2.14 How do the features in this specification work in the context of a browser’s Private Browsing or Incognito mode?

This is out of scope. The specification defines an algorithm that can be run in whatever context the application decides to run it in and the algorithm only rearranges input data into a canonical form. Whether the application runs in a browser at all is not defined by this spec.

2.15 Does this specification have both "Security Considerations" and "Privacy Considerations" sections?

Yes. Privacy considerations. Security considerations.

2.16 Do features in your specification enable origins to downgrade default security protections?

No.

2.17 How does your feature handle non-"fully active" documents?

It does not, this is out of scope for a canonicalization algorithm. The canonicalization algorithm works on RDF datasets which are unrelated to non-”fully active” documents.

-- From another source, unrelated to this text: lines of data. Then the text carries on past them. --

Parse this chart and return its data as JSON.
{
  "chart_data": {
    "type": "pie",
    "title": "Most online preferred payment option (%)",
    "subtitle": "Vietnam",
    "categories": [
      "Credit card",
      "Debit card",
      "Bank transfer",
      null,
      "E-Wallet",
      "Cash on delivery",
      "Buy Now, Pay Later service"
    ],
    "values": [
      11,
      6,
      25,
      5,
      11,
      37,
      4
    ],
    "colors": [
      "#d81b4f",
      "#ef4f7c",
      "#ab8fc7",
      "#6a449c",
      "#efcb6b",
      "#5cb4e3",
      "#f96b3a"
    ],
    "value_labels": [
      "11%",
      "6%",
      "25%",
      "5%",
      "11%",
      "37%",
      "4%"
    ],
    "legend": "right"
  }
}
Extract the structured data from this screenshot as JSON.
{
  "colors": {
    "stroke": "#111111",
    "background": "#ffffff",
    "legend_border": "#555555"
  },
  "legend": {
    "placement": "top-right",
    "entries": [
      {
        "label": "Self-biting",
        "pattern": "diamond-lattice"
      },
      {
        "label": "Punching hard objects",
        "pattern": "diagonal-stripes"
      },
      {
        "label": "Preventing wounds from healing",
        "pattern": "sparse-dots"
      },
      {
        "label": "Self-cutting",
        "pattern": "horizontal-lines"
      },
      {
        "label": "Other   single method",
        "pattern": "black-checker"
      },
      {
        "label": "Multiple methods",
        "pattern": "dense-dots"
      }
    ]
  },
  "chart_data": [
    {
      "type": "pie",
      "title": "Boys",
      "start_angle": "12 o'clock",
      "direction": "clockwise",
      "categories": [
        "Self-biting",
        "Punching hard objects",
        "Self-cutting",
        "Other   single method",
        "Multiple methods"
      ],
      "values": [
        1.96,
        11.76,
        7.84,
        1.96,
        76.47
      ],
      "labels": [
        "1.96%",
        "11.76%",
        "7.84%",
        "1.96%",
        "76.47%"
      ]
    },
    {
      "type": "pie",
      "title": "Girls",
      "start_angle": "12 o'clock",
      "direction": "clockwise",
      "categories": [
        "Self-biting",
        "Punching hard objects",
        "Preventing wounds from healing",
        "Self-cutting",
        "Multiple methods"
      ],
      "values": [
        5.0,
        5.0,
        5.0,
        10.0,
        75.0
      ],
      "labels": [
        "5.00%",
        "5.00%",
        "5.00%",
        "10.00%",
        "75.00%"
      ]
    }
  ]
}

2.18 What should this questionnaire have asked?

As noted in the preamble, the questionnaire focuses on browsers/Web apps. It does not target the needs of data representation formats, so it is not particularly useful for a whole category of specifications. This might be useful feedback for the privacy group in the long term to add questions to cover more specifications.

Comment by @rhiaro Oct 25, 2023 (See Github)

So sorry for the delay in closing this, we thought we already had! We're happy to see this go forward, and thanks for your detailed responses to our questions.